落ち着かなさが天井知らずなんですが……? と見上げれば、やたらとにこにこと微笑まれる。
「良かった。お前さんが、そういう風に嬉しそうなのは。俺も嬉しい」
「う、うん?」
手を繋がれたまま、まごまごと答えた。
ふたり並んであちこちのテントを覗き、コリスへのお菓子や細々とした生活必需品を買い揃えた。
ほどなく門に着き、荷を移してもらう。ザイダルがロバを業者に返して戻ると、どこからともなく鐘の音色が響いた。素朴で伸びやかな音だった。金属の打音が空気に溶けてゆく。
夕空を見上げるふたりに、旅籠づとめらしい寡黙な御者は馬車の扉をひらきながら教えてくれた。
「あれがラックベル名物。うちの宿の敷地に建ってる、古い尖塔の鐘ですよ。ここ数十年は『幸せを呼ぶ』って噂なんです。塔守りをしてくれてる爺さんが気まぐれで、たまにしか鳴らないから。お客さんたちは運がいい」
「へえ」
――感心したように瞬き、次いで視線を交わして笑い合う客人たちに、(この人ら、新婚みたいなんだよな……)と、御者が思ったのは秘密だったりする。
◆◇◆
座席の片側は荷物で埋まっていたので、同行者とは隣り合って座る羽目になったシオンは、当然のようによからぬ雰囲気に持っていこうとするザイダルの気を逸らすため、懸命に話の花を咲かせ続けた。
――――が。
「お、そろそろ着くな」
「うん」
見慣れた景色にほっと息をつく。
……その隙に、またしても唇を塞がれてしまった。
慌ててびくともしない胸を押しやったが、じっと覗き込まれ、背もたれの座面と壁に手をつかれる。身動きが敵わない。

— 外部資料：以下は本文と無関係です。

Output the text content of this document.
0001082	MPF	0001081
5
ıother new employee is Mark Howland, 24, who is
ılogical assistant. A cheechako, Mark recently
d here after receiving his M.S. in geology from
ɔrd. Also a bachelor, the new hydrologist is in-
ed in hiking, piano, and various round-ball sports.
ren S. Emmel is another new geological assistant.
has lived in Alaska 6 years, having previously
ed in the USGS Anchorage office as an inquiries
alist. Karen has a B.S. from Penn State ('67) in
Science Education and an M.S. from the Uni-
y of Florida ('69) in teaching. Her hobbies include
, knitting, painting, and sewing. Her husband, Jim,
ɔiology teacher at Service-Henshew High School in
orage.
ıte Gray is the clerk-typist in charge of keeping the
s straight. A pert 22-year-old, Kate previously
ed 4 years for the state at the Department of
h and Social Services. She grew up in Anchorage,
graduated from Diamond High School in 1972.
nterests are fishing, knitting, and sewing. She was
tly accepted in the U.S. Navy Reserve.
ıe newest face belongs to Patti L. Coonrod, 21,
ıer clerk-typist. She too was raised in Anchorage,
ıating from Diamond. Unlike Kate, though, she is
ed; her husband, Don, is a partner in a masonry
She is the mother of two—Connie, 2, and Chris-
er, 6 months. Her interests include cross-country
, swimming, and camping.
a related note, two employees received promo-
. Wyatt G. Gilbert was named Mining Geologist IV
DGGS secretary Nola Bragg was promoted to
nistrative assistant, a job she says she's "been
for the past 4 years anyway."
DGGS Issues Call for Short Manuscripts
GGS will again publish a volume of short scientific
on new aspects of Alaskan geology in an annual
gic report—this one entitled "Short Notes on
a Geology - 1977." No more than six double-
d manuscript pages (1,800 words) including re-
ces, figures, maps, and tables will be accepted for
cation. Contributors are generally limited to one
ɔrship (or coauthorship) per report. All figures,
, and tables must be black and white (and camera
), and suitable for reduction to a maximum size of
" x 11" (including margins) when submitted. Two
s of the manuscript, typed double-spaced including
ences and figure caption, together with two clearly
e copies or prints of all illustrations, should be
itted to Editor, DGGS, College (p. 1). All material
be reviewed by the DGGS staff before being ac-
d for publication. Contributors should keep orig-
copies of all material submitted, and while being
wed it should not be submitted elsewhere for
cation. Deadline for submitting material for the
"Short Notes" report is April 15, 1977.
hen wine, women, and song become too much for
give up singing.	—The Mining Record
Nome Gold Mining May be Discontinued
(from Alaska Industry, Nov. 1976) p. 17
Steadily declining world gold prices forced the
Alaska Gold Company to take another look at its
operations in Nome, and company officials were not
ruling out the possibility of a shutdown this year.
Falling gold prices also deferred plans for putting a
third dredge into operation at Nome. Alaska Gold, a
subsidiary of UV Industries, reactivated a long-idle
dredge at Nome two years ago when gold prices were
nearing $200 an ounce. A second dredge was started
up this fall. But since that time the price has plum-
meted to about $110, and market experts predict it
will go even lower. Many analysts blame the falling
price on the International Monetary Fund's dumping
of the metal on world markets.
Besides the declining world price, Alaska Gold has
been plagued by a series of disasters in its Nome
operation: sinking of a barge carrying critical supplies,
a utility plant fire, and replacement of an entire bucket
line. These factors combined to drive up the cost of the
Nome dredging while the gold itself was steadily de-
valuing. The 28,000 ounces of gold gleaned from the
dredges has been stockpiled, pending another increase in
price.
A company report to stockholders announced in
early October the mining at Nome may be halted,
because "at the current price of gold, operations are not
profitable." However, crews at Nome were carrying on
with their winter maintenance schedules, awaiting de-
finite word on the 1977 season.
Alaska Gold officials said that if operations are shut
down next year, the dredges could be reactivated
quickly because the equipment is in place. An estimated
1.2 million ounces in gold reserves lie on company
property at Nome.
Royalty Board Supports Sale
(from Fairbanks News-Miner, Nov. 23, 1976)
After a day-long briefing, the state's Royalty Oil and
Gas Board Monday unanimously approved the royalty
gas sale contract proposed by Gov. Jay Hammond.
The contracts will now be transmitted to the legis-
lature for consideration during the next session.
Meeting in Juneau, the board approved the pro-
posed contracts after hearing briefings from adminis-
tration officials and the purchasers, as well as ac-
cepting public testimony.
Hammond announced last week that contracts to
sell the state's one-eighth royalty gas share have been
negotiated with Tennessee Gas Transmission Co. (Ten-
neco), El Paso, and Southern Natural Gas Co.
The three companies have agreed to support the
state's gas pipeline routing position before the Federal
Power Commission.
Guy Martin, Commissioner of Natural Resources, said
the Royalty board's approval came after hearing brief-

(〜〜!?!? どっ、どうしよう。もうすぐ館に着くのに。いや、それ以前に『こういうこと』は、そう軽はずみにすることじゃ……??)
視線を合わせられず、さりとてはっきり拒むこともできずに固まっていると、妙に沁みる、確信的な声音で囁かれた。
「シオン。俺の嫁さんにならないか」
「!! あ、あの。それは、獣神様たちの……?」
「――ばかか? あんたが好きだからだ。あんたが谷にいたいと思ってくれたように、俺は、あんたと生きたい。一緒に居たい。だめか?」
「!」
―――――ああ、もう。
嬉しくてもこんなに泣きたくなるなんて。
うっかり目を拭こうとすると、レンズに手が当たってしまった。思わず笑んでしまう。
「だめじゃありません。ザイダル」
カチャリ。
長年お守りにしていた。それを、そっと外した。
細い銀縁。褪せた真鍮の留め金。朴訥とした丸眼鏡は、養父の形見でもあったから。何となく背に隠した。恥ずかしくて、目を伏せたまま。
「好きです。私も」
――……こんなの、余人に聞かせられるわけがない。
揺れを抑えて、ゆっくりと馬車が進む。
ひそめた声の合間に恋人たちになったふたりは会話のあいまに何度か口づけを交わし、お互いに頬を染めていた。